Carl D. CarlucciCorrespondent INovember 22, 2010

EAST RUTHERFORD, NJ - NOVEMBER 21:  Mark Sanchez #6 of the New York Jets looks to throw a pass against the Houston Texans on November 21, 2010 at the New Meadowlands Stadium in East Rutherford, New Jersey.  (Photo by Jim McIsaac/Getty Images)
Jim McIsaac/Getty Images

If Matt Ryan is "Matty Ice" Mark Sanchez is the "Iceman."

For his entire career, up to this point, we have heard that Mark Sanchez is the weakness on this Jets team.

He coped to the reputation as late as Week 5 when the Jets defense forced a game-ending interception returned for a touchdown against the Vikings.

But in the past four games Mark Sanchez has not only not been a hindrance to the New York Jets, he has been the reason they have won games and been in contention to win games.

You are looking at the maturation of a quarterback.

This has nothing to do with how lucky the Jets have been since Week 6. After all, Rex Ryan said it best in his press conference: "I want to apologize to all the Jets fans know...affecting the heart here a bit, but uh, I will take the win.

"You know, I understand we got some issues finishing games, we blew coverages, some blown assignments, some dropped coverages, all that kind of stuff, but we'll get it fixed. And we're 8-2 and we'll get it fixed and I'll take it."

Want the translation? "Our defense has never been a question. The question has always been Mark Sanchez. Now he's winning us games and I'll fix the defense. You can bank on that."

And why shouldn't they? When has Rex Ryan lied to Jets fans?

Did he lie last year when he said the Jets would lead the league in rushing and defense? Last time I checked both of those predictions came true.

Did he lie before the 2010 season started when he said the Jets would lead the league in wins? The year's not over yet but last I checked the Jets were 8-2, tied for the league lead in wins.


It's certainly not because of their defense.

It's because of their 24-year-old quarterback who was the focus of much derision in the preseason. But now what has he done?

Nothing much, if you're still a blind fool.

For those with common sense Sanchez has turned into a franchise quarterback in a few short weeks.

Prior to Sanchez' 336-yard game against Detroit, the last time a Jets quarterback had thrown for 300-plus yards in a game was December 17, 2006. Including that game against Detroit, Sanchez has now thrown for 336, 299 and 315 yards in his last three games.

In the course of those games, he has thrown a 52-yard pass to Santonio Holmes to set up a game-winning 30-yard field goal, a 37-yard touchdown to Holmes to win the game and a six-yard touchdown pass to Holmes to win another game.

Sure it was against a 2-8 Detroit team, a 3-7 Cleveland team and a 4-6 Houston team.
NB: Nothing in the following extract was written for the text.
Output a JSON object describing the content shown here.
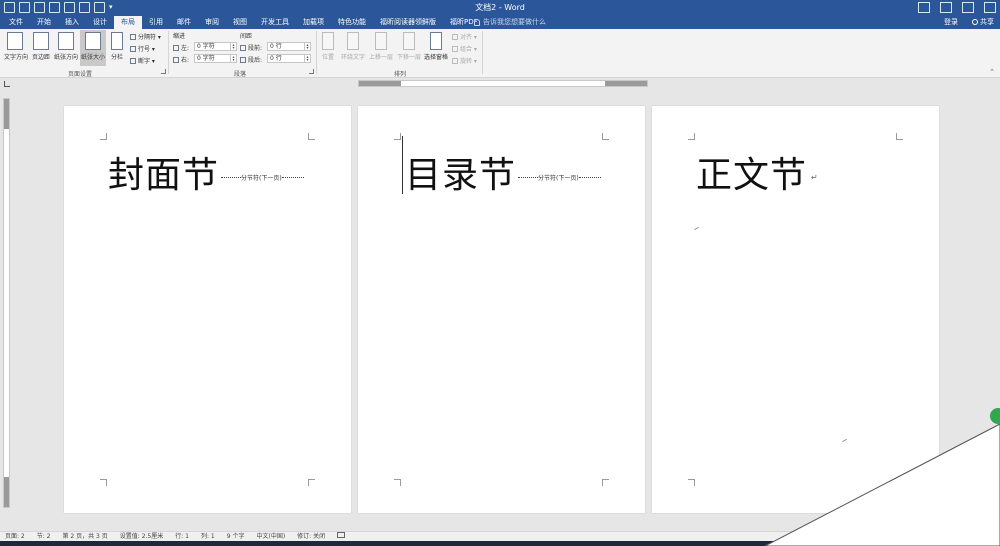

But two of those wins came on the road and the third came while Houston was fighting to save their season.

Simply put, if it was Tom Brady doing this the sports world would be worshiping his performance at the moment.
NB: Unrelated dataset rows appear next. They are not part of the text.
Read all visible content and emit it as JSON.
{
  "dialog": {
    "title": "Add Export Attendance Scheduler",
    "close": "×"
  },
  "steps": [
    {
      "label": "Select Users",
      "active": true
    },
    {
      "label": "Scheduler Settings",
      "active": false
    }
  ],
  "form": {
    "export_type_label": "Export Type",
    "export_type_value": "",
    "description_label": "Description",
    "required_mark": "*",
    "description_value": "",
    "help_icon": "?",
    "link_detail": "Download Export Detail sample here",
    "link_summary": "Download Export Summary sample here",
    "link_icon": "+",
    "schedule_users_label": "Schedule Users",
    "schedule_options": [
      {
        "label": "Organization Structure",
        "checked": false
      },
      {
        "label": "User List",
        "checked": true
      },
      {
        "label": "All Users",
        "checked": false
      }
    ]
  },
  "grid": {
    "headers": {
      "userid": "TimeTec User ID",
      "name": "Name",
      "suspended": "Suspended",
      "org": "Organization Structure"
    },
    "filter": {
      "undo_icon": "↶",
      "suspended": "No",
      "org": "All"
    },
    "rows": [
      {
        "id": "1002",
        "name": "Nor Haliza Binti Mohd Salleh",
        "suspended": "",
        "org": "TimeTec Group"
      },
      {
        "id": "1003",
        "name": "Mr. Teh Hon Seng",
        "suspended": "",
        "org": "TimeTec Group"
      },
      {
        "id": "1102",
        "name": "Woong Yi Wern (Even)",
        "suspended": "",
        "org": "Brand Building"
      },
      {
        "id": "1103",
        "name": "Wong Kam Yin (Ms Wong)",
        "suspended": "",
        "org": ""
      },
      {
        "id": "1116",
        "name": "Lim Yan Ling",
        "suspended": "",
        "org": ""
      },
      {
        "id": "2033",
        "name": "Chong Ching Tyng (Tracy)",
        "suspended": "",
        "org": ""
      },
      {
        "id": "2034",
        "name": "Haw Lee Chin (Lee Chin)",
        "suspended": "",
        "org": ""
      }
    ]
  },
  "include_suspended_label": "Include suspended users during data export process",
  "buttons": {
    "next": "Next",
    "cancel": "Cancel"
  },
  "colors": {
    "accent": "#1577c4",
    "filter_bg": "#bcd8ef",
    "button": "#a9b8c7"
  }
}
But because it's Mark Sanchez and the Jets everybody is still standing back with questioning eyes.

Is this for real? Are they this good?

Yes and yes.

Look at the Jets most recent loss, a 9-0 shutout at the hands of the Green Bay Packers. Was that loss on Mark Sanchez? He was 16-for-38 with two interceptions. But those who watched the game know the story was much different.
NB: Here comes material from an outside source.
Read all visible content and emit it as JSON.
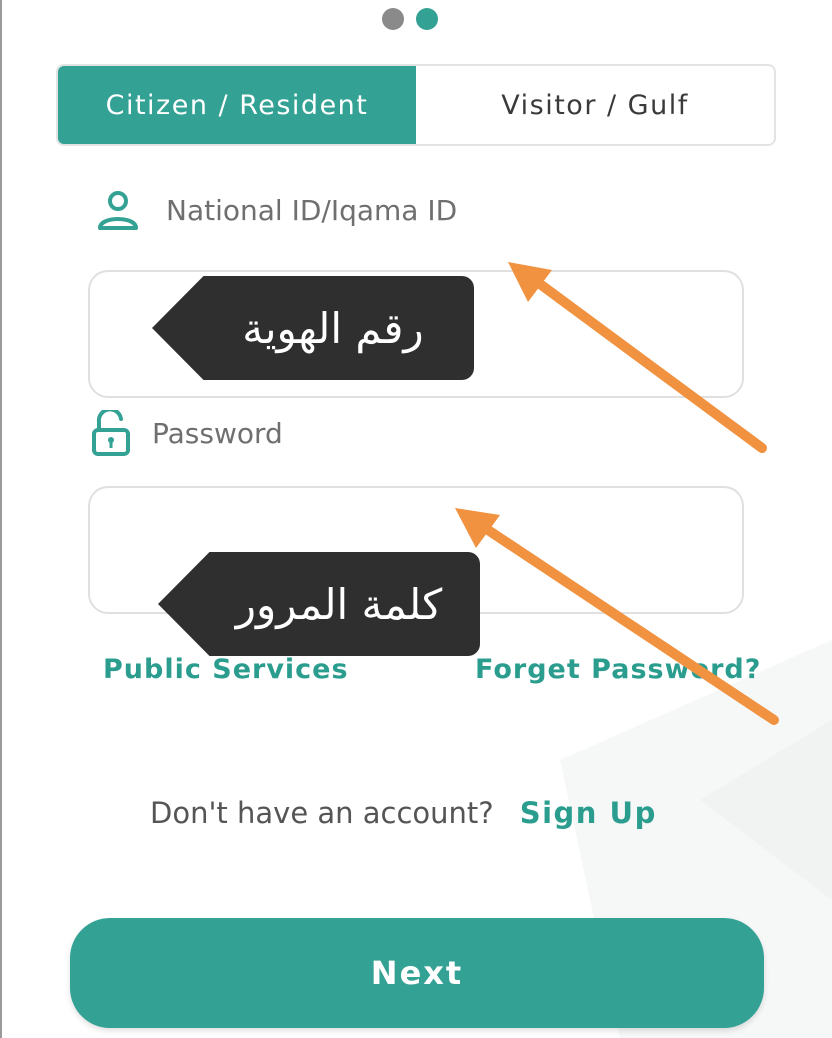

Jerricho Cotchery and Santonio Holmes dropped an absurd number of passes and the Jets' receivers had two passes ripped right out of their hands for interceptions.

That performance was an aberration and the loss was not Mark Sanchez' fault.

In fact, it might be the case that no loss this season was Mark Sanchez' fault. He only threw the ball seven times in the first half of that Ravens game. By the time Rex Ryan and Brian Schottenheimer opened up the playbook the Jets were behind against a strong defense.

So what does this mean?

What it means is that the Jets biggest weakness coming into this season is no longer as much of a weakness as their detractors would like to believe.

It means that Mark Sanchez, although he doesn't deserve the MVP award, deserves MVP consideration for all the plays he's made lately.

It doesn't mean that he will keep playing so well; besides, he's still just a second year quarterback.

But maybe the Jets don't need Mark Sanchez to play this way every week.


Because maybe, as Sanchez has proved, sometimes the Jets defense will bail him out and sometimes he will bail the Jets defense out.

Last season it was not a two-way street.

This season Mark Sanchez has proved that if the defense has his back when he needs it, he will have the defense's back when they need it.

And why won't the defense get better?

Rex Ryan says it will, and when has Rex Ryan lied to Jets fans before?